Court Opinion

ID: 7520505
Source: CourtListenerOpinion
Date Created: 2022-07-29 04:53:37.726796+00
Date Added: 2024-06-11T11:46:45.198134
License: Public Domain

This is an appeal from a judgment upholding the validity of a thirty-year lease. The lease was challenged in the Circuit Court of Jefferson County, Bessemer Division, on the grounds that the lessor had been incompetent at the time of the execution of the lease and that the lessee had exerted undue influence over him. The sole issue raised by the appellant is whether the trial court erred in refusing to cancel the lease. The trial court, on hearing the case ore tenus, found that the lessor had been competent at the time of execution of the lease and that there had been no undue influence exerted. The court, therefore, held that the lease was valid, only shortening its duration to twenty years in accordance with Code 1975, §35-4-6, which states in part:
 Leases for more than 20 years shall be void for the excess over said period unless acknowledged or approved as required by law in conveyances of real estate and recorded within one year after execution in the office of the judge of probate in the county in which the property leased is situated.
On reviewing the evidence and the entire record of this case, we affirm the trial court's decision.
The facts of the case appear as follows: B.M. McElroy ("McElroy"), an eighty-year-old retired businessman, leased a five room house to George T. Fritz ("Fritz"), a much younger man, in 1973. The lease called for payment by the lessee of $20.00 per month, and was for a term of seven years. On June 1, 1977, the parties entered into another lease involving the same house. This was a thirty-year lease at $40.00 per month rent. The lease had a clause allowing for renegotiation of the rent in case of "sickness or unemployment," but no allowance for upward adjustment of the rent. Testimony indicated that the house and land covered under the lease were valued in 1977 at approximately $70,500.00. McElroy died March 18, 1978. His death certificate showed the immediate cause of death to be "(a) Cardio-Respiratory Arrest (b) Probable C.V.A. due to, or as a consequence of (c) Severe Atherosclerosis." McElroy's son and sole heir, William L. McElroy, filed this suit against Fritz to have the lease cancelled.
"[T]he factual findings of a trial court sitting ore tenus
may not be disturbed unless the findings are palpably erroneous and without supporting evidence." Dalrymple v. White,402 So.2d 968 (Ala. 1981); Gertz v.

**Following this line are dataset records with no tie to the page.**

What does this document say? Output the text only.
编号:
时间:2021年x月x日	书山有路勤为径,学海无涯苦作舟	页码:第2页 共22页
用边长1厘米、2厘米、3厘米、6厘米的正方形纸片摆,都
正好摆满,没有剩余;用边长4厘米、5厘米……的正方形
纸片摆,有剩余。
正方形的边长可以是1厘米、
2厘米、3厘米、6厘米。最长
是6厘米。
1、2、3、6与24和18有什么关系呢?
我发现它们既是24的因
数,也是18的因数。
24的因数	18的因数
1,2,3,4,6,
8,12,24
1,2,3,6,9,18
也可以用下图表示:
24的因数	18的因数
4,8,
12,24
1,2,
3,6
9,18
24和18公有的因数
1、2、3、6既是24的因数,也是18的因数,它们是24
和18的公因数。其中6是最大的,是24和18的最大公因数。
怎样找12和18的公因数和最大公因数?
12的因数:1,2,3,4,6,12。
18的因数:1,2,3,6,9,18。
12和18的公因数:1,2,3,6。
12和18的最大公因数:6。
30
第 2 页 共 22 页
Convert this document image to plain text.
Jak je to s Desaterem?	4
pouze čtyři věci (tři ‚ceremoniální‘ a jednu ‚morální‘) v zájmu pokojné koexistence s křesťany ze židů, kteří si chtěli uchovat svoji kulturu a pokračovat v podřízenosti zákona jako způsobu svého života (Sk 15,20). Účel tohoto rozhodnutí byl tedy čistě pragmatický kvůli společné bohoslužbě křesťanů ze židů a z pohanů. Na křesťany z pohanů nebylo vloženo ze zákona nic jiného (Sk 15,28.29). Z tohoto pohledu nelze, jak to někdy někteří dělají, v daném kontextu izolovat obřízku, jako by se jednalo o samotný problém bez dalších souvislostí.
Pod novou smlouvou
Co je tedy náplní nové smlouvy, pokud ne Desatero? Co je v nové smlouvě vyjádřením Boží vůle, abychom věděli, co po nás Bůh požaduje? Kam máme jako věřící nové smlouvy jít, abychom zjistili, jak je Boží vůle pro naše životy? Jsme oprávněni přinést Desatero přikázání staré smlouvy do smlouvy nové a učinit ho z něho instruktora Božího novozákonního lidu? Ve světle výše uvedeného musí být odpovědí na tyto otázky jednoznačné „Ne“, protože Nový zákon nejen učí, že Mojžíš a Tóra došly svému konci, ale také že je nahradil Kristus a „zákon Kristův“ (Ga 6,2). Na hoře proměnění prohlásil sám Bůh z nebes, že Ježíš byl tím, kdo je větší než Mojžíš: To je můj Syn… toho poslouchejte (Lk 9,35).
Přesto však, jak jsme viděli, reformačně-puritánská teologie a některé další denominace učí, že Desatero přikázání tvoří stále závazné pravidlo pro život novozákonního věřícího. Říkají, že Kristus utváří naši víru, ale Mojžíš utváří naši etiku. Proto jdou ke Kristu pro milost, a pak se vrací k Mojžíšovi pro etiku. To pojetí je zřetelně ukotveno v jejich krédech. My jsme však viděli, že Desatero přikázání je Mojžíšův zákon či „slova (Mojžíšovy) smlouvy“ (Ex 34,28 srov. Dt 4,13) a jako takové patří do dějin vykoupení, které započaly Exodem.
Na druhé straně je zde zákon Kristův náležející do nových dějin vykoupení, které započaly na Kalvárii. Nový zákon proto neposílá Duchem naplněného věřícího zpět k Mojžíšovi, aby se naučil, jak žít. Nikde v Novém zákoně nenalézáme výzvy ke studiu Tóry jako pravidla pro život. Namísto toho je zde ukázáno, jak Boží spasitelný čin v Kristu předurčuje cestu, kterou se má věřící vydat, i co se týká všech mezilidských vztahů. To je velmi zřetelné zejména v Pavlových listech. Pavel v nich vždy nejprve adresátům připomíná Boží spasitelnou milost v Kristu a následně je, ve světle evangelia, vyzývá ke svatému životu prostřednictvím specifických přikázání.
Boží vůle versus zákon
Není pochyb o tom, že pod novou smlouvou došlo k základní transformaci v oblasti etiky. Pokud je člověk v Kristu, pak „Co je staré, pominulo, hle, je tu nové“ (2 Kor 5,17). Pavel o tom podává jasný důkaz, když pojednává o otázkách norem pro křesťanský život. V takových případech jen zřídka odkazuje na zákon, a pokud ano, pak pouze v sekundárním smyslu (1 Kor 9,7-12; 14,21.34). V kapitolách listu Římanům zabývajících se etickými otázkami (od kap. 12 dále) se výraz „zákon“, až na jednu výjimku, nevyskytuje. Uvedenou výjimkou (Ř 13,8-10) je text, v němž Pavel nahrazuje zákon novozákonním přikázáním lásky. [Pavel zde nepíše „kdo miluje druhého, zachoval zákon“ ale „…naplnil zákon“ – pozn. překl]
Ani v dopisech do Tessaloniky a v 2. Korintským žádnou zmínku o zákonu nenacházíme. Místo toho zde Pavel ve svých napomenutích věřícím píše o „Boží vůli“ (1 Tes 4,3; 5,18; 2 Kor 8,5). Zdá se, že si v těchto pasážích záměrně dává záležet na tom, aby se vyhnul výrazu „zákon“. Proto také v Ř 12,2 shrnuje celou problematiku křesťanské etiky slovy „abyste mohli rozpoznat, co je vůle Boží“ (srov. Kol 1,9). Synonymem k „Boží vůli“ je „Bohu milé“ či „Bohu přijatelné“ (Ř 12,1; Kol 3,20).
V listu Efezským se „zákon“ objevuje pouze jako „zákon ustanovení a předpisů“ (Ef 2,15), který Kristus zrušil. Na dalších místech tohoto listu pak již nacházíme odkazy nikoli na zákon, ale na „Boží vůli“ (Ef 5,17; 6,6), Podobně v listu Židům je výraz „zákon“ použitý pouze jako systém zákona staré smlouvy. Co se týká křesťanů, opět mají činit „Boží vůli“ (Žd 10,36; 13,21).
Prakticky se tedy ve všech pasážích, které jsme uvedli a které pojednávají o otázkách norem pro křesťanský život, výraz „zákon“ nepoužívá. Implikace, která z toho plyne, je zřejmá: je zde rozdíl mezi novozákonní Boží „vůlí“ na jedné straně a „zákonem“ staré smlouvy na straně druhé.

Allen, 376 So.2d 695 (Ala. 1979). "[T]he trial court having tried the case ore tenus, this *Page 31 
court will indulge all favorable presumptions to sustain that court's conclusion and it will be disturbed on appeal only if shown to be plainly erroneous or manifestly unjust." Roberts v.Peoples Bank and Trust Company of Sylacauga, 410 So.2d 393
(Ala. 1982), at 395.
Evidence in the case before us indicates that McElroy had always been very strong-willed and hard to get along with, and that he did not like his family. It was disputed as to whether these characteristics became worse after he underwent a pacemaker implantation in August, 1976. The medical testimony regarding possible mental deterioration as a result of McElroy's physical problems was based on hypothetical questions posed to a psychiatrist who had never met McElroy. There was conflicting evidence as to alleged incidents of "confusion" on the part of McElroy at various times during the last year of his life. There was testimony regarding a longstanding friendship between McElroy and Fritz, but none of undue influence, which is "so coercive as to destroy the grantor's free agency so that the act could not be resisted," as distinguished from "influence of affection, or attachment, or the desire to satisfy [the donee's] wishes." Crump v. Crump,252 Ala. 164, at 165, 40 So.2d 94 (1949). See Terry v. Terry,336 So.2d 159 (Ala. 1976).
Uncontroverted evidence showed that McElroy prepared the lease himself, and while certain aspects of it may have been disadvantageous to him, it was quite detailed in its subject matter, describing the various parcels of land to be included, reserving timber rights, and requiring Fritz to keep a certain portion of the land cleared.
In viewing the whole of the evidence, and considering that the trial judge was in a position to observe the witnesses and judge the weight and credibility of their testimony, we find that there was ample evidence on which to base the trial court's findings that McElroy was competent at the time of the execution of the lease, that there was no undue influence, and that the lease was valid. The trial court's judgment is due to be affirmed.
AFFIRMED.
TORBERT, C.J., and FAULKNER, ALMON and EMBRY, JJ., concur.